Ms. Phuong’s family was among the many who were caught unprepared for such a deadly flooding in Hanoi. The bad news is that urban flooding is a serious and growing development challenge for fast growing low and middle-income countries in East Asia, including Vietnam, according to a new World Bank guidebook released today.

Vietnam’s 2011-2020 Socio-Economic Strategy and accompanying 2011-2015 Socio-Economic Development Plan lays out a vision of rapid progress towards a modern industrial society characterized by rapid urbanization. The stresses of economic growth and rapid urbanization in conditions of climate variability are putting populations in urban areas at high risk to disasters.

It underscores an urgent need to build flood risk management into regular planning of cities and towns. In 2009, the Vietnamese Government started to implement a twelve-year national “Community-Based Disaster Risk Management Program”, targeting about 6,000 vulnerable urban and rural communes.

Integrated approach to manage flood risks

The World Bank extended US$161 million for the Natural Disaster Risk Management Project which aims to strengthen early warning systems such as the modernization of the hydromet system as well as infrastructure used for disaster mitigation. It also makes investments in post-disaster reconstruction which was expanded through US$75 million in additional financing in 2010.
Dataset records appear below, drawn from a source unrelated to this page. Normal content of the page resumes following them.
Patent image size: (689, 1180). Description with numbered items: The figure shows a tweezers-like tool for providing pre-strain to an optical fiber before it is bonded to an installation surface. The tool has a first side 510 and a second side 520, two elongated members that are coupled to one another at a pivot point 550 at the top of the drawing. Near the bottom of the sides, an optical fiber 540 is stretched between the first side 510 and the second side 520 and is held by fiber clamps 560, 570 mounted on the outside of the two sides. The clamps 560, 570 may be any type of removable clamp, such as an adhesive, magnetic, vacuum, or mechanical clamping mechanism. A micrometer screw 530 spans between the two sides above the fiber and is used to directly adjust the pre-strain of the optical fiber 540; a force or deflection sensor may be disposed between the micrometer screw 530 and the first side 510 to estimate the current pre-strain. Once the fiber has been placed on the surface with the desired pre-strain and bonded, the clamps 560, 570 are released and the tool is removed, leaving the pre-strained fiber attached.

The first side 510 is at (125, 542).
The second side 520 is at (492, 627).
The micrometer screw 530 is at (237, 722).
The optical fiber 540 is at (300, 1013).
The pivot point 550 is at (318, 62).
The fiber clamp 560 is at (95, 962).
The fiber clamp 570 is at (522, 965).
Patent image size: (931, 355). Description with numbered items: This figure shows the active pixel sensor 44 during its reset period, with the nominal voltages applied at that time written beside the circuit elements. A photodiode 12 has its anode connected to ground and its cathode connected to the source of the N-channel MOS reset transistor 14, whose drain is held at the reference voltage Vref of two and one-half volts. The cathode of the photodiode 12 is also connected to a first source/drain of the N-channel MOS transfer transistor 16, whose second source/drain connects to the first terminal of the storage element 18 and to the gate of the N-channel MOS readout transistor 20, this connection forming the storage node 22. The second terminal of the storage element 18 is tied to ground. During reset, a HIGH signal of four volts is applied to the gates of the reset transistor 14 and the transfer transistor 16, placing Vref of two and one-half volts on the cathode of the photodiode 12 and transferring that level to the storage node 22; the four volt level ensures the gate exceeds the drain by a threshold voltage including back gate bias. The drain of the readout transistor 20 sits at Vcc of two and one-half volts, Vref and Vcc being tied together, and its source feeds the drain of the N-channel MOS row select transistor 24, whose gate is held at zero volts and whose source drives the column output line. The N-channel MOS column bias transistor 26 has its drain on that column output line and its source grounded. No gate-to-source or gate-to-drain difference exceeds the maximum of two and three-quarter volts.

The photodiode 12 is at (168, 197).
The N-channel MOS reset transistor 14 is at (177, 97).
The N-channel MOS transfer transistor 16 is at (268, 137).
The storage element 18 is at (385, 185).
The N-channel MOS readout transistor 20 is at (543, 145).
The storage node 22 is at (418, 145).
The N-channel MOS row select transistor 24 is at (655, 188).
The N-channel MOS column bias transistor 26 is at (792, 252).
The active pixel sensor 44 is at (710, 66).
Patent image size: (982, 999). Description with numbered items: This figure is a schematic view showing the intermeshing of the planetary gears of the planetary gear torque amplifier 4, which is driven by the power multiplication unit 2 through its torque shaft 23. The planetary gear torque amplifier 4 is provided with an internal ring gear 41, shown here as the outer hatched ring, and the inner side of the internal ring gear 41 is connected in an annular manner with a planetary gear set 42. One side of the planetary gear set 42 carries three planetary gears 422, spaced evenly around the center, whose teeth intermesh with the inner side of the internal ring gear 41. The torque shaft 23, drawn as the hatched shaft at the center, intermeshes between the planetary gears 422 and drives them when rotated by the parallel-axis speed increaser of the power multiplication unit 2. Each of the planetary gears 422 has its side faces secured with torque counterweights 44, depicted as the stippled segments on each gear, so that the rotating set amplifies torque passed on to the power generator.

“Urban expansion often creates poorer neighborhoods which lack adequate infrastructure and services, making them more vulnerable to floods. The poor are hit hardest, especially women and children,” said Pamela Cox, World Bank Vice President, East Asia and Pacific Region. “But rapid urbanization also means we have the opportunity to do things right the first time, so cities and towns can support sustainable development, saving lives and money.”

According to the new guide book titled “Cities and Flooding: A Guide to Integrated Urban Flood Risk Management for the 21st Century”, the most effective way to manage flood risk is to take an integrated approach which combines both structural and non-structural measures.

As flood risk cannot be eliminated entirely, planning for a speedy recovery is also necessary, using reconstruction as an opportunity to build safer and stronger communities which have the capacity to withstand flooding better in the future.

“The rapid development of urban areas in Hanoi has clogged the city’s drainage system, which led to the 2008 flood,” Phuong says. “I hope the [Vietnamese] authorities would learn some lessons from that to develop better city planning to prevent similar floods in the future.”